Edit the kerberos client config file
Kerberos clients use the file /etc/krb5.conf on Linux. On Solaris 10 the file is located at /etc/krb5/krb5.conf. Why does the server need that file? Usually you use kerberos authentication on the server machine too, so you'll need that file. Here is a starting example:
[libdefaults] default_realm = REDFLO.DE [realms] REDFLO.DE = { kdc = kerberos.redflo.de admin_server = kerberos.redflo.de } [logging] kdc = FILE:/var/log/krb5kdc.log admin_server = FILE:/var/log/kadmin.log default = FILE:/var/log/krb5lib.log
What does this mean? The kerberos config files are structured in the windows ini-file style. Here we can see three setions.
The first section libdefaults contains default values for the kerberos libraries. These libraries are used by all kerberizes programs. There are more than 20 possible settings here, but we start only with default_realm. This saves some typing.

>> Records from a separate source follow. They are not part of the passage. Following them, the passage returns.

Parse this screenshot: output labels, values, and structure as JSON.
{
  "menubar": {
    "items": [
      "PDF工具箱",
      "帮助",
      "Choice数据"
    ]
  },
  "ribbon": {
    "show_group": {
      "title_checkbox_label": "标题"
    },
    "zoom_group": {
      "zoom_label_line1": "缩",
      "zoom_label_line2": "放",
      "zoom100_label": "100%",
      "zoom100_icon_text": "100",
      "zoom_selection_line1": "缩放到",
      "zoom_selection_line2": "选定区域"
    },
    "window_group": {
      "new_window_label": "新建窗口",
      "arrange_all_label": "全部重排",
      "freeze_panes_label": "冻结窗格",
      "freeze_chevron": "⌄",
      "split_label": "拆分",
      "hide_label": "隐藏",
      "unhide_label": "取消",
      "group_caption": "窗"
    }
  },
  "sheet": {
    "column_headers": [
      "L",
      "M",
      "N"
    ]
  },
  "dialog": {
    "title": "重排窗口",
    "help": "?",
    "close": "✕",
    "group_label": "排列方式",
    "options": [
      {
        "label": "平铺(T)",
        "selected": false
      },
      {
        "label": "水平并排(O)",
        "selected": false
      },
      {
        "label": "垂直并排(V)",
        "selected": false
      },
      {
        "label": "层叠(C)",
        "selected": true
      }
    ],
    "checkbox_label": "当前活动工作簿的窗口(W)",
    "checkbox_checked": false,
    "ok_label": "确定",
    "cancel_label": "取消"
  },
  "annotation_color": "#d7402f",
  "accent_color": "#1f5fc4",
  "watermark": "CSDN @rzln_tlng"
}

In the section realms we tell the kerberos client programs where to find the kerberos server and the kerberos admin server. Both are on kerberos.redflo.de in our case. Remember to setup your DNS server so that the clients can resolve the machine "kerberos.redflo.de".
The logging section should be self-explanatory. If you run into problems later, always think about to have a look into these files!
All options and all sections of the /etc/krb5.conf file are explained in the krb5.conf manpage or in the Kerberos V5 System Administrators Guide.
Everytime we change something, we want to check if it works. At the moment we don't have a kerberos server running, but we can check that it don't work. To get a ticket from the kerberos server we can use kinit. So you type "kinit" and watch the output:
kinit kinit(v5): Cannot contact any KDC for requested realm while getting initial credentials
That just means that kinit cannot contact the kerberos server. So let's setup the kerberos server.
If you get
kinit(v5): Cannot resolve network address for KDC in requested realm while getting initial credentials
then you have to setup name resolution (DNS) for your kerberos server.